Vs. 18, “But someone will say, “You have faith; I have deeds.” Show me your faith without deeds, and I will show you my faith by what I do.” Throughout this chapter, we see the importance of faith shown real by action & love. If we show favoritism (Vs. 1), how can we see we live by faith? Faith is believing in what we do not see…and that also means to stop looking at things we can see. When we judge others by their gender, race, culture, rich/poor, popular/unpopular…we are living by sight rather than faith. We also are given a great lesson on faith in action from this chapter. While we have been justified by faith not works…we also cannot live faithfully without works. That is one of the big knocks on Christians from the outside world. There are so many so-called Christians not living out their faith and the world sees this and wonders what good it is to call yourself Christian if Christians look and act just like them.

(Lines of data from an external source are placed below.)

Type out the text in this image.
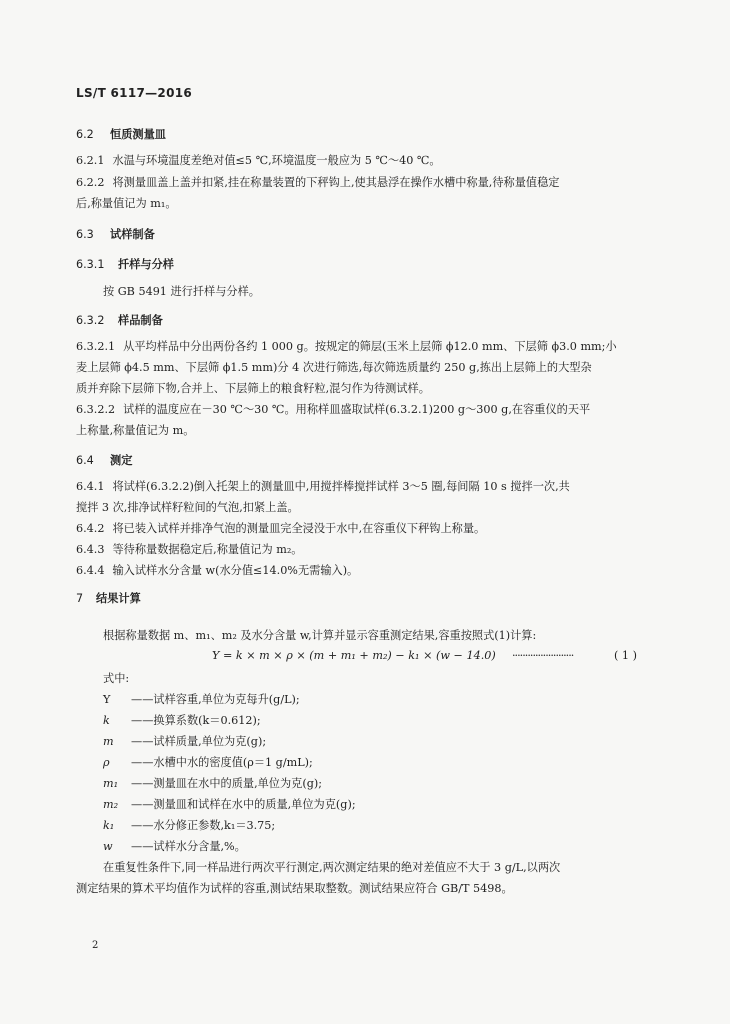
LS/T 6117—2016
6.2 恒质测量皿
6.2.1 水温与环境温度差绝对值≤5 ℃,环境温度一般应为 5 ℃～40 ℃。
6.2.2 将测量皿盖上盖并扣紧,挂在称量装置的下秤钩上,使其悬浮在操作水槽中称量,待称量值稳定
后,称量值记为 m₁。
6.3 试样制备
6.3.1 扦样与分样
按 GB 5491 进行扦样与分样。
6.3.2 样品制备
6.3.2.1 从平均样品中分出两份各约 1 000 g。按规定的筛层(玉米上层筛 ϕ12.0 mm、下层筛 ϕ3.0 mm;小
麦上层筛 ϕ4.5 mm、下层筛 ϕ1.5 mm)分 4 次进行筛选,每次筛选质量约 250 g,拣出上层筛上的大型杂
质并弃除下层筛下物,合并上、下层筛上的粮食籽粒,混匀作为待测试样。
6.3.2.2 试样的温度应在－30 ℃～30 ℃。用称样皿盛取试样(6.3.2.1)200 g～300 g,在容重仪的天平
上称量,称量值记为 m。
6.4 测定
6.4.1 将试样(6.3.2.2)倒入托架上的测量皿中,用搅拌棒搅拌试样 3～5 圈,每间隔 10 s 搅拌一次,共
搅拌 3 次,排净试样籽粒间的气泡,扣紧上盖。
6.4.2 将已装入试样并排净气泡的测量皿完全浸没于水中,在容重仪下秤钩上称量。
6.4.3 等待称量数据稳定后,称量值记为 m₂。
6.4.4 输入试样水分含量 w(水分值≤14.0%无需输入)。
7 结果计算
根据称量数据 m、m₁、m₂ 及水分含量 w,计算并显示容重测定结果,容重按照式(1)计算:
Y = k × m × ρ × (m + m₁ + m₂) − k₁ × (w − 14.0) ························	( 1 )
式中:
Y ——试样容重,单位为克每升(g/L);
k ——换算系数(k＝0.612);
m ——试样质量,单位为克(g);
ρ ——水槽中水的密度值(ρ＝1 g/mL);
m₁ ——测量皿在水中的质量,单位为克(g);
m₂ ——测量皿和试样在水中的质量,单位为克(g);
k₁ ——水分修正参数,k₁＝3.75;
w ——试样水分含量,%。
在重复性条件下,同一样品进行两次平行测定,两次测定结果的绝对差值应不大于 3 g/L,以两次
测定结果的算术平均值作为试样的容重,测试结果取整数。测试结果应符合 GB/T 5498。
2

Regarding application…Walk the Walk.. Vs. 26, “As the body without the spirit is dead, so faith without deeds is dead.” Think of it this way…We are justified (declared righteous) before God by faith, but we are justified before men by works. God can see our faith, but men can see only our works. The reason why we can look to Abraham as a great man of faith is because he walked the walk. When push came to shove, he not only believed it in his heart, he acted upon his faith with action…even if it meant sacrificing his beloved son. Personally, I hope selfishly God would never put me through such a test of faith. But don’t misunderstand…God tests our faith far more than we probably ever realize.
An old Scotsman operated a little rowboat for transporting passengers. One day a passenger noticed that the good old man had carved on one oar the word “Faith,” and on the other oar the word “Works.” Curiosity led him to ask the meaning of this. The old man, being a well-balanced Christian and glad of the opportunity for testimony, said, “I will show you.”
So saying, he dropped one oar and plied the other called Works, and they just went around in circles. Then he dropped that oar and began to ply the oar called Faith, and the little boat just went around in circles again—this time the other way around, but still in a circle.
After this demonstration the old man picked up Faith and Works and plying both oars together, sped swiftly over the water, explaining to his inquiring passenger, “You see, that is the way it is in the Christian life. Dead works without faith are useless, and “faith without works is dead” also, getting you nowhere. But faith and works pulling together make for safety, progress, and blessing.”